SBP has 29 pros on wish list for Gilas’ Fiba window, but putting players in month-long bubble could make PBA stars opt out

The Samahang Basketbol ng Pilipinas (SBP) and Philippine Basketball Association (PBA) will meet this week to finalize the list of pros that will join the Gilas Pilipinas pool from where the team that will play in the February window of the Fiba Asia Cup will come from.

But, unlike in the past when players readily answered calls to play for flag and country, SBP president Al Panlilio believes that this time will be much different.

“We will be putting them in another bubble-type environment,” Panlilio told the Inquirer over the phone on Saturday. “That’s why we don’t want to release the names of the PBA players yet. The SBP is cognizant of the sensitivities surrounding such an announcement. And because of the bubble, some of those players might not want to go.”

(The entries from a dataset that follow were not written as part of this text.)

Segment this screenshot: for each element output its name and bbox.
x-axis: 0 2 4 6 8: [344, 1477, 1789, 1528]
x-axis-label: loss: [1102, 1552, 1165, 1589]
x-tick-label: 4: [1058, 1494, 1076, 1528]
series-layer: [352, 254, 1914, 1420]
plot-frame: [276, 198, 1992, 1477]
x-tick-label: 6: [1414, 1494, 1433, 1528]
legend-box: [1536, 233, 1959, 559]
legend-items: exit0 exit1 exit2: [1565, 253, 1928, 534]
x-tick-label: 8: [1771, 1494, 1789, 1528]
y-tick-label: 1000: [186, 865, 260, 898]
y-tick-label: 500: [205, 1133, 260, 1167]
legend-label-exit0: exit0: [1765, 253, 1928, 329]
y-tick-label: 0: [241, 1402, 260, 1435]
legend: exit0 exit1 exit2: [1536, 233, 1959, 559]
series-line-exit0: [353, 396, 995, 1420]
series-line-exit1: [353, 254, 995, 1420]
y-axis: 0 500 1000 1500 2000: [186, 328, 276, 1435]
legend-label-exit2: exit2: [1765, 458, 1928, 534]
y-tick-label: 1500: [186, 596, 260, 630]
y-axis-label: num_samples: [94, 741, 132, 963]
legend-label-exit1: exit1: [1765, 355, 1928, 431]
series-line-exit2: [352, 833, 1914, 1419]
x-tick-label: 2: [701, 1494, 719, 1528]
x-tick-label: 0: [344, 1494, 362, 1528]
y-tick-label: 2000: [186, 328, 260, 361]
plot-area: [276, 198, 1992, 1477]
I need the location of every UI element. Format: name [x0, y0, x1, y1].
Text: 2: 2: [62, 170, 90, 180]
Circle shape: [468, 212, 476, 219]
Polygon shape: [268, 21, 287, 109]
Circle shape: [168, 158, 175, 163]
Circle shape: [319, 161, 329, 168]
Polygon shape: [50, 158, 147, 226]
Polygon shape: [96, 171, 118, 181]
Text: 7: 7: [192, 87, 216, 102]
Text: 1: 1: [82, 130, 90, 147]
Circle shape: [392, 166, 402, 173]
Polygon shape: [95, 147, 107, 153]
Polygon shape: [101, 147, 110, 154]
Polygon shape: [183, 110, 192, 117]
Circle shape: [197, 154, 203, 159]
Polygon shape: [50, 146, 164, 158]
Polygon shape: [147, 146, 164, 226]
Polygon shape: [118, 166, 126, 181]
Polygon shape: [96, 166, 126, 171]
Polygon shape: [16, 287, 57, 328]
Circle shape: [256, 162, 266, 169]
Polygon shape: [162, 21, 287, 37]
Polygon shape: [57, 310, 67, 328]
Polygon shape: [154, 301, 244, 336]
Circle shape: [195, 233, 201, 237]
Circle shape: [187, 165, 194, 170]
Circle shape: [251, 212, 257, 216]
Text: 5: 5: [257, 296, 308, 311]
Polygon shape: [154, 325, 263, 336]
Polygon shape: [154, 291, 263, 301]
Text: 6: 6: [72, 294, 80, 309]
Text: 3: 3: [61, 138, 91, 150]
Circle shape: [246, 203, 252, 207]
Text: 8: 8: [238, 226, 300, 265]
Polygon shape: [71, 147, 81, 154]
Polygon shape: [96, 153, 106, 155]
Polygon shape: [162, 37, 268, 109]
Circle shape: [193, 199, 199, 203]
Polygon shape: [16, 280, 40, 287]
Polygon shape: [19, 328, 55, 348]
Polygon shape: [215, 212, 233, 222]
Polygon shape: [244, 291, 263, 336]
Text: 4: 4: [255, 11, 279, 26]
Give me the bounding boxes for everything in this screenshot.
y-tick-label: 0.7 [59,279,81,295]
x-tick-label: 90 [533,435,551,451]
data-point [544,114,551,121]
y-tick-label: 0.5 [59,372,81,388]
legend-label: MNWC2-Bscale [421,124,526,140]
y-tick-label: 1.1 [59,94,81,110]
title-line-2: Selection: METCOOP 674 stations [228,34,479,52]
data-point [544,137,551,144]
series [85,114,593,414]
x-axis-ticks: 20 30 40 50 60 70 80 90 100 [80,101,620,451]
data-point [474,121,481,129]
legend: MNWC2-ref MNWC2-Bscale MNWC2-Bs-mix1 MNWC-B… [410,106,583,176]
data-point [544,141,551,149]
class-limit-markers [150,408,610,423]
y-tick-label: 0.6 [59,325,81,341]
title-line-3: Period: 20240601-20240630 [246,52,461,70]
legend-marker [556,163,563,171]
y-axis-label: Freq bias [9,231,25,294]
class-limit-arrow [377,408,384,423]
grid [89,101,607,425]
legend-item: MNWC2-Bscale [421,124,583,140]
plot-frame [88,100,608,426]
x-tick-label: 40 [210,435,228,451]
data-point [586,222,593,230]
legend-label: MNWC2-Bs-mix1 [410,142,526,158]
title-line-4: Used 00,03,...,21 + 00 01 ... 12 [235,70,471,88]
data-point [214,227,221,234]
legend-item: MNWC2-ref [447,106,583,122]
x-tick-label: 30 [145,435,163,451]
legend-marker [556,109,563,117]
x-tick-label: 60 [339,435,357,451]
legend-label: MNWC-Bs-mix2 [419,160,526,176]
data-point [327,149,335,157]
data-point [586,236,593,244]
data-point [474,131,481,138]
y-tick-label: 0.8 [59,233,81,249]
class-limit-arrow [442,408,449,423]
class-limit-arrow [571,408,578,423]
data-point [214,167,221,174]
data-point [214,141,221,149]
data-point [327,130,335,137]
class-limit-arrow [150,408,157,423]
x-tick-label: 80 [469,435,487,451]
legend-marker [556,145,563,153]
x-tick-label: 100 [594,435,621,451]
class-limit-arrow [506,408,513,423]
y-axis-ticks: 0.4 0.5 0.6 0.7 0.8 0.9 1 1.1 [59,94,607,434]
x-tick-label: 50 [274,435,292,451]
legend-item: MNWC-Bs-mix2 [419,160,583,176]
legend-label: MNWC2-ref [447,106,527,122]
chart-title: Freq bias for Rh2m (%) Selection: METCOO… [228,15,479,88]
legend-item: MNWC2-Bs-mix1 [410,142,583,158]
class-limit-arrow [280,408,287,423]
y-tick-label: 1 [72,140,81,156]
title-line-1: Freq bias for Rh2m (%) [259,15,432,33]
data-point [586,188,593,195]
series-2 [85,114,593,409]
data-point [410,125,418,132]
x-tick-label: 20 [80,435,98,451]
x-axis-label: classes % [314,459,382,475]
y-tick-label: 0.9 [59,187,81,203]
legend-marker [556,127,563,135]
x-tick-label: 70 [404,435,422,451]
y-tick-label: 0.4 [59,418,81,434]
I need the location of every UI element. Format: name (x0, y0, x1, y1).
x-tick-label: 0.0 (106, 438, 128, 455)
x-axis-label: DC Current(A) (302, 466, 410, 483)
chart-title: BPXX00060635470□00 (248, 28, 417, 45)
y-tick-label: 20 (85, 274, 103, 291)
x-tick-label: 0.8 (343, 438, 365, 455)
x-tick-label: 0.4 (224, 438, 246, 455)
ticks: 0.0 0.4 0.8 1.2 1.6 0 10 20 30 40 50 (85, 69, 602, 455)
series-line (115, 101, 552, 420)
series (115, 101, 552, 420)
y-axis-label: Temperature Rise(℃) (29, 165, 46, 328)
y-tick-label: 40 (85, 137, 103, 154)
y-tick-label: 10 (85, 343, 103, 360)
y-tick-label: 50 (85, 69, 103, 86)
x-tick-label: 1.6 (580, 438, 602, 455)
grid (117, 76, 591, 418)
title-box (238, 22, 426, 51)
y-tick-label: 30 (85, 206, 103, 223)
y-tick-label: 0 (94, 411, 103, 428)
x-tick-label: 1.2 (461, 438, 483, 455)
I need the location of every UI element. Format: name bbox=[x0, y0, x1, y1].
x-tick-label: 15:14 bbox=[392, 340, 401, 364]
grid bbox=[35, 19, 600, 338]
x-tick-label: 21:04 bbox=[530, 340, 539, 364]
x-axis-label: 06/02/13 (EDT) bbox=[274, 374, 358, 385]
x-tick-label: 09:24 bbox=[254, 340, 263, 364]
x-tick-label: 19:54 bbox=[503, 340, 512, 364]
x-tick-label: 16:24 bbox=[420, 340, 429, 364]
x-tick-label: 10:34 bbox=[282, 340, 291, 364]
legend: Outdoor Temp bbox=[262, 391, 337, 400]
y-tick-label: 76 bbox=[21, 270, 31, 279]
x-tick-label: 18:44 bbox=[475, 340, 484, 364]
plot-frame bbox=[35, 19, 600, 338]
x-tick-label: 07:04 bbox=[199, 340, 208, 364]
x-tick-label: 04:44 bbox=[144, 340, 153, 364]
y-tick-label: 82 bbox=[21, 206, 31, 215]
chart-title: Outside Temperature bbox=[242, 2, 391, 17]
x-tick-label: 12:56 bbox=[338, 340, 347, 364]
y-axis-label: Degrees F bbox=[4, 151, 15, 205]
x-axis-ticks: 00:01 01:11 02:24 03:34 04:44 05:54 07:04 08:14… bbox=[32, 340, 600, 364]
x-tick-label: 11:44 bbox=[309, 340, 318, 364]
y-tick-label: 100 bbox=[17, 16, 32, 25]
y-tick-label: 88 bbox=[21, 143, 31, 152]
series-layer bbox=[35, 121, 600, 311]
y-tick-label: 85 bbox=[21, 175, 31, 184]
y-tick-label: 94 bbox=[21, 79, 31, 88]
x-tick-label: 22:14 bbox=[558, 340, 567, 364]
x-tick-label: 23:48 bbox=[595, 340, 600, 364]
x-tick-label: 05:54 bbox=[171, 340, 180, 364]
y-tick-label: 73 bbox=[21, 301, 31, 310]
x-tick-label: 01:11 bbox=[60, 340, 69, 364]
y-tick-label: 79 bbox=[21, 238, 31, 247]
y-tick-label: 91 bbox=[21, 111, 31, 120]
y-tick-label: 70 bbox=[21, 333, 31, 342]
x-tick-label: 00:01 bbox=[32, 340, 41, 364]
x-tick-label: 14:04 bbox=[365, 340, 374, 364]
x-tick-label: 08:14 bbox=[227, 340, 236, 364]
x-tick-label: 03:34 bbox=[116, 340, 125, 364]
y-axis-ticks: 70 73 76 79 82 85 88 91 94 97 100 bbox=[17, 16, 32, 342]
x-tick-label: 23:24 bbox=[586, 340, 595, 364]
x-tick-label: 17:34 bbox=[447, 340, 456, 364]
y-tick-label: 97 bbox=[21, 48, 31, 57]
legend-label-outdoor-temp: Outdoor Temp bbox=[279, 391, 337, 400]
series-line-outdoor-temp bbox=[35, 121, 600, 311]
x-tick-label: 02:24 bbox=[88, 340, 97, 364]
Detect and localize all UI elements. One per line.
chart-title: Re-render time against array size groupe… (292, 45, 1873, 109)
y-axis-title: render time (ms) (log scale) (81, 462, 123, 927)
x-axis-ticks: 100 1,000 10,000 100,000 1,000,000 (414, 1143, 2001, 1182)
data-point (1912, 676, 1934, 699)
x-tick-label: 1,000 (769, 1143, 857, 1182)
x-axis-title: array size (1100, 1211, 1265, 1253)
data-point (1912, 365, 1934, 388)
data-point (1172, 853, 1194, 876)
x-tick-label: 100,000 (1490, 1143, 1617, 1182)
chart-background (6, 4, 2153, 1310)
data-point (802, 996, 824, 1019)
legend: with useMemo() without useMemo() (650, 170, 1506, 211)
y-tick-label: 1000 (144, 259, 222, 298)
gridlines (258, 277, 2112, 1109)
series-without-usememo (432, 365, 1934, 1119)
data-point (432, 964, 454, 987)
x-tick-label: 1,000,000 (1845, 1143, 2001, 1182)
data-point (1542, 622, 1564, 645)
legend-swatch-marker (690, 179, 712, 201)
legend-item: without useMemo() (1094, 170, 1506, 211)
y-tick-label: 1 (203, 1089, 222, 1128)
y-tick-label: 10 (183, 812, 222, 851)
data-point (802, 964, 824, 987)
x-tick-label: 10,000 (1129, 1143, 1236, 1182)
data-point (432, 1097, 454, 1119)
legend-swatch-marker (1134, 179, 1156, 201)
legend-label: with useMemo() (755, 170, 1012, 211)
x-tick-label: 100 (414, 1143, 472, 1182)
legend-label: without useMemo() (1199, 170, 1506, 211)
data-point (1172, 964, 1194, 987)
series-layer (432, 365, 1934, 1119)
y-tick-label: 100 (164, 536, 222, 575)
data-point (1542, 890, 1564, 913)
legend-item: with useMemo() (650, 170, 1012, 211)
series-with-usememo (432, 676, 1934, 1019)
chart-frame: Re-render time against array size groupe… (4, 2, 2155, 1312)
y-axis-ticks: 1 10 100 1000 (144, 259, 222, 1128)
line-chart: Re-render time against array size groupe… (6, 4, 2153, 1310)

Panlilio said that it was the recommendation of Gilas program director Tab Baldwin that the players be put in a closed environment for “3-4 weeks” to learn the system as Gilas battles South Korea twice and Indonesia once from Feb. 18-22, looking for one win that would shove the Philippines in the continental championship.

Kouame citizenship

The SBP president said that they had already told PBA commissioner Willie Marcial of Gilas’ wish list of 29 PBA players, and that they would like to end the scheduled meeting this week knowing who are those willing to play and be in a bubble similar to what the players had to endure during the Philippine Cup in Clark last year.

“Some of our players might not want to go through that again,” Panlilio said.

Korea will reportedly be sending its best team for that window, and Panlilio, understandably so, wants the Philippines to also be represented by its best for those two games and the one against Indonesia.

Indonesia won’t be a pushover, with the team having a naturalized player, which Team Philippines won’t have the luxury of with Ange Kouame yet to get his clearance from Congress.

“He’s definitely out for this window,” Panlilio said of Kouame, whose citizenship is still pending with the House of Representatives going on recess before it could do the second reading on the case of the Ateneo standout in the UAAP.

It would have been a great showcase for Kouame to play with a Gilas team bannered by pros against a Korean side that has a naturalized player in Ra Gun-ah, also known as Ricardo Ratliffe, the former Purefoods import in the PBA.

“He (Kouame) will be with Gilas in the Asia Cup at the earliest,” Panlilio said. “It (naturalization) is a really long process and we have to respect it.”

Kouame’s presence would have been a big boost as this basketball-crazed nation has followed Gilas games passionately.

The window will be held at Angeles University Foundation, the same venue of the highly-successful Philippine Cup won by Barangay Ginebra over TNT.

Noncommittal

For his part, Marcial said that the league still cannot commit any of its players, though “we will definitely lend them for as long as they are available,” as a lot of the players who made up past Gilas Pilipinas teams are abroad with their families.

“We don’t really know when they are scheduled to return, what with the travel bans and everything,” Marcial said. “But definitely, if the SBP wants a certain player, the PBA is ready to help—provided that player is available.”

Marcial said that the next PBA season is slated to start in April, which means that most of the players who are abroad with their families are not scheduled to return until late-February or early in March.

“Putting them in a bubble again will be a big consideration for all of the candidates,” Marcial said. “I know the mental strain a lot of them (players) suffered during the Philippine Cup, that’s why the PBA, as much as possible, wouldn’t want to put players in such an environment for long periods again.”

Marcial also said that the league is targeting holding at least two conferences for its 46th Season this year, though they will shoot to stage all three if possible.

Holding tournaments in a closed-circuit environment is the most ideal way, Marcial said, after the league spent more than P65 million for the Philippine Cup.